God, he talked a lot…
And nope again: cavaliers and jacobites represent royalist absolutism. In which I believe as strongly as did Spurgeon in his form of christianity. I hope that parliamentary power and all variants thereof to be utterly expunged from the face of the earth.
You must be kidding me. You think arrogant monarchs who lord over the people without any complaint and throwing massive parties and having sex with dozens of mistresses while the mass of the population have no real rights is better than what we have?
TLDR
As for that link, the person seems to have an agenda as Spurgeon himself preached a sermon entitled “A Defence of Calvinism”. In the quote Spurgeon simply argues that man is responsible for his actions despite divine soverignty which is what Calvinists do believe. http://www.spurgeon.org/calvinis.htm
Thank you for your reasoned propositions for republicanism, channelling a 17th century peasant who’s never been more than three miles from home.

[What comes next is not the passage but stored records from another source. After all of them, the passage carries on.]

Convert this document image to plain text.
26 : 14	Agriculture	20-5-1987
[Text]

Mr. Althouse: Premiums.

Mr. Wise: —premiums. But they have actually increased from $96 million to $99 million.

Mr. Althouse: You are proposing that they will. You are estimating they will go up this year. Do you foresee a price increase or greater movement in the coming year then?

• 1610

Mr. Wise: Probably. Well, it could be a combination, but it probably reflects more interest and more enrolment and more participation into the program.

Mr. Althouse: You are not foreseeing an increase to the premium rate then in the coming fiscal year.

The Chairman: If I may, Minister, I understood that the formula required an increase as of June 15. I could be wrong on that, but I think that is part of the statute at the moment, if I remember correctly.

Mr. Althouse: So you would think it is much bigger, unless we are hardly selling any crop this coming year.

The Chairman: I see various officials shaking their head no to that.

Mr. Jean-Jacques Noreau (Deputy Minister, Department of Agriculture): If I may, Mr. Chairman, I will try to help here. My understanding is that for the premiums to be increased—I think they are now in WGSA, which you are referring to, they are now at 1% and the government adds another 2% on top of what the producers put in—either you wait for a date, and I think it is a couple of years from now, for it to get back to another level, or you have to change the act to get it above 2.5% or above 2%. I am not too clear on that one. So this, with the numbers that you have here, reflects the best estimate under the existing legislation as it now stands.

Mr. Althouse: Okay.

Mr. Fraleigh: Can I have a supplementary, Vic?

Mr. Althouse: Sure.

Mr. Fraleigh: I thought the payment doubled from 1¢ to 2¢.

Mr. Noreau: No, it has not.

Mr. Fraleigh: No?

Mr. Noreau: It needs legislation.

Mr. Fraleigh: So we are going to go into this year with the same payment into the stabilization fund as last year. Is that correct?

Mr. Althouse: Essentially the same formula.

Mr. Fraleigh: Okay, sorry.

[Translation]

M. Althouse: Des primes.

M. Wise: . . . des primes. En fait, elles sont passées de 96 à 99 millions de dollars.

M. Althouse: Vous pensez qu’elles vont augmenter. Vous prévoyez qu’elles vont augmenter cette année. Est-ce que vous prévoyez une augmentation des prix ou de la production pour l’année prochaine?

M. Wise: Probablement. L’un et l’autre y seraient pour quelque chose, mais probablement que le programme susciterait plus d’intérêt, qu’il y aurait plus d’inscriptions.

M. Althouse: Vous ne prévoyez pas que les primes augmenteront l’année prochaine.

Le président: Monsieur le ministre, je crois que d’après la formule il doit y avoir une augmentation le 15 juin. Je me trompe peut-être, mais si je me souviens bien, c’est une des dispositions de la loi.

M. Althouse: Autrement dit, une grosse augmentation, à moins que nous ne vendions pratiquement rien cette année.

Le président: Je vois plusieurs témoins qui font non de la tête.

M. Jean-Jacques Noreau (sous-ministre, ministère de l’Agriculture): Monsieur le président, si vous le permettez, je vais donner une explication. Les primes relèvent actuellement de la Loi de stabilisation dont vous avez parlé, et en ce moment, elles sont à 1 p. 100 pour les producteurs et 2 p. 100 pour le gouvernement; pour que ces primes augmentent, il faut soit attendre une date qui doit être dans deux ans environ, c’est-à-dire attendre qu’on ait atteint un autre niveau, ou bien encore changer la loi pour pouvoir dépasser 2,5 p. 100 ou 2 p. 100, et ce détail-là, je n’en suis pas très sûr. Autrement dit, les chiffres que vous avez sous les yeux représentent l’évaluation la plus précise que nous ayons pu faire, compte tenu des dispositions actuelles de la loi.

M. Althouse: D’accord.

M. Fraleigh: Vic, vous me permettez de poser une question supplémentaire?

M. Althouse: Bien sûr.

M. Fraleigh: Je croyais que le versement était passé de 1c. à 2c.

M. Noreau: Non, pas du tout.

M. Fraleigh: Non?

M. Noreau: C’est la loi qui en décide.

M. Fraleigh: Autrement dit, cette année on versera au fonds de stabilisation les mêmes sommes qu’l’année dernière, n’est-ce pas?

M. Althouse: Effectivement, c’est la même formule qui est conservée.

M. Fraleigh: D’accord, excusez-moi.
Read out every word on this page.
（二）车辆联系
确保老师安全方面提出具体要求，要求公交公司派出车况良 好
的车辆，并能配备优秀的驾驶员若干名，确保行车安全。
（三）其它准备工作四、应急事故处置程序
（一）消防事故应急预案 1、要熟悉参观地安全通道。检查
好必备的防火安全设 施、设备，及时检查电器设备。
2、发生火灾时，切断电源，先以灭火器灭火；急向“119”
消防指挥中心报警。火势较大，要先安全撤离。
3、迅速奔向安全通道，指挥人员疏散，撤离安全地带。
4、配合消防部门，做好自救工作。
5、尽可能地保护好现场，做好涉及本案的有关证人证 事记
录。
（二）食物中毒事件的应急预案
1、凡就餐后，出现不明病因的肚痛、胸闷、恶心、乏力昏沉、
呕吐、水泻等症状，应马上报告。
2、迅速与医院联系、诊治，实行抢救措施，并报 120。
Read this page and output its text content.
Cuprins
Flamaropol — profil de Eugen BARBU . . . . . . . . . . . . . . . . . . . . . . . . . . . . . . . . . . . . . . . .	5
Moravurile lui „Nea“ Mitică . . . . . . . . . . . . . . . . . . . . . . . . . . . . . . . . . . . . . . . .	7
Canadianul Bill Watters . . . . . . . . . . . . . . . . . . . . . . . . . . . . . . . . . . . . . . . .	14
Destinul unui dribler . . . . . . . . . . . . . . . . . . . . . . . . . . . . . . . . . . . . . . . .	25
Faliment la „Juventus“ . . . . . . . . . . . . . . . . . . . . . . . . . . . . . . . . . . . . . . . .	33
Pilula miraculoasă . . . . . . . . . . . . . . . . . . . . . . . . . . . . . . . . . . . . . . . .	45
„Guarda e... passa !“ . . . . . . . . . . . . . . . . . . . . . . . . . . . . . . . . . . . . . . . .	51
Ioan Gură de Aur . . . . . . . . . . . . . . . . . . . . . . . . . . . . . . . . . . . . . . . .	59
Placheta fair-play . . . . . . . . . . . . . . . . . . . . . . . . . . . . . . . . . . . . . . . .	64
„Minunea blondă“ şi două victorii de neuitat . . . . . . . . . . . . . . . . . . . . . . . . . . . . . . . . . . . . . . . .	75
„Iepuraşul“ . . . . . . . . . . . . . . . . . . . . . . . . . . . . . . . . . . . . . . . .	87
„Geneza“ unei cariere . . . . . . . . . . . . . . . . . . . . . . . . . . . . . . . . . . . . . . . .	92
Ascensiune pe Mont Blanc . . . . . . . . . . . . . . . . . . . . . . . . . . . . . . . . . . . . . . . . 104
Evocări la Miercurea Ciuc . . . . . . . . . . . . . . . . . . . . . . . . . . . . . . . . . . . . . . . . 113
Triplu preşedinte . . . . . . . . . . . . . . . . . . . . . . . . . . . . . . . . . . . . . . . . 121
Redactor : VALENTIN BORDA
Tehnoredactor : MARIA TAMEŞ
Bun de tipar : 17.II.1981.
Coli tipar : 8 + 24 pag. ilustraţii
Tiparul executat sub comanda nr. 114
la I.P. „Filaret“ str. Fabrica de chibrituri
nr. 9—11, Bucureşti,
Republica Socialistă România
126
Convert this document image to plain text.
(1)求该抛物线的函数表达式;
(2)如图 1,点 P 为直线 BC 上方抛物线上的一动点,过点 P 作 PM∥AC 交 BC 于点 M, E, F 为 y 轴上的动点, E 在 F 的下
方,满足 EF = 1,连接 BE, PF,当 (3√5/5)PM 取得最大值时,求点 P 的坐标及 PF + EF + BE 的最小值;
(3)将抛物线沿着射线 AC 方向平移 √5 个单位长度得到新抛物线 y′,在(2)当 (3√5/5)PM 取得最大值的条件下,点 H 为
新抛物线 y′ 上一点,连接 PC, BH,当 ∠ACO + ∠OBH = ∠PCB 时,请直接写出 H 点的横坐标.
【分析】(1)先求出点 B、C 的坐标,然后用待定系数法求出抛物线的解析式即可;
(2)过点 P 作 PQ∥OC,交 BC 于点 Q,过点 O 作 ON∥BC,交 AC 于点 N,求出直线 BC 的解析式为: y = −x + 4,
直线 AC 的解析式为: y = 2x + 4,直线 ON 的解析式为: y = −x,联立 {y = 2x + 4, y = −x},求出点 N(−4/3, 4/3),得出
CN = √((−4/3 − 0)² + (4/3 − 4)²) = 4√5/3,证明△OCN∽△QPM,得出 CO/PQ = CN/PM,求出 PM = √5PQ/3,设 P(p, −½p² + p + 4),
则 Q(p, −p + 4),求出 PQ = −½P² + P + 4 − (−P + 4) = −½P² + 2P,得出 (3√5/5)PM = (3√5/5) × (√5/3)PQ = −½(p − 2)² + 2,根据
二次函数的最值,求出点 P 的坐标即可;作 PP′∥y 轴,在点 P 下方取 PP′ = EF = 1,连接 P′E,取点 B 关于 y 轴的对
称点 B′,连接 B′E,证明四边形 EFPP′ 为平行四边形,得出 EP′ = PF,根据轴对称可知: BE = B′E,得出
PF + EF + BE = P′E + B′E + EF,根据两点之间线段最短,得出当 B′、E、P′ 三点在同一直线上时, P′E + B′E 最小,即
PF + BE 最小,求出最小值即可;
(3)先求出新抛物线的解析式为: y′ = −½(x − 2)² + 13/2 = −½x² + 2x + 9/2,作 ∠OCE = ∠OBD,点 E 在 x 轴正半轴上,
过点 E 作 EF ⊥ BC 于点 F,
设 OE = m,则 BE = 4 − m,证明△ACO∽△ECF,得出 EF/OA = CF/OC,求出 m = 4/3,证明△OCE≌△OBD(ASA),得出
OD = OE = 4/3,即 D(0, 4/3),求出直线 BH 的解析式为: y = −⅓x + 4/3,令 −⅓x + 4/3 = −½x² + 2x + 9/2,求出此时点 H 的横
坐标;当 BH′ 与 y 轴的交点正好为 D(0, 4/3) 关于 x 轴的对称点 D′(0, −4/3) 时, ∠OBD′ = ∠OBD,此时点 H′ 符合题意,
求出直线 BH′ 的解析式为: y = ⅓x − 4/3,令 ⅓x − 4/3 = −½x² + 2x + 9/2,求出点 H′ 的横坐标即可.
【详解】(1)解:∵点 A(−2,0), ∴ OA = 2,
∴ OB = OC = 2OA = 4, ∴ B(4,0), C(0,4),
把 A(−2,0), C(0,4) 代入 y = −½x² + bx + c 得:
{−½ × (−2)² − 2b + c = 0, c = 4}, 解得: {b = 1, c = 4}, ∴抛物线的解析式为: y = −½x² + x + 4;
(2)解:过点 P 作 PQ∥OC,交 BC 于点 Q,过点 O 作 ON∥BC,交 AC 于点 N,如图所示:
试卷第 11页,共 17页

Wait so you want Tiger Woods to be King?
It seems awfully elaborate for a dog show.
Are we STILL doing your homework for you.
Okay, here’s my opinion: it’s long, boring, and probably no more or less stupid than any of the other guff that religionists feel the need to make believe in. Happy now?
How about YOU tell US what YOUR opinion is?
For the love of cupcakes, kid, why don’t you take yourself to the library and start checking out books about other religions and God is Not Great by Christopher Hitchens, instead of asking the same questions constantly?
Because he’s interested in what we think. I know the concept of common sense is lost on a lot of you, but this is pathetic.
Okay, that was a crappy post. Sorry. It just bugs me when you guys attack Qin. Get a pit thread.
It seems no more or less irrational or internally inconsistent than any other religious document.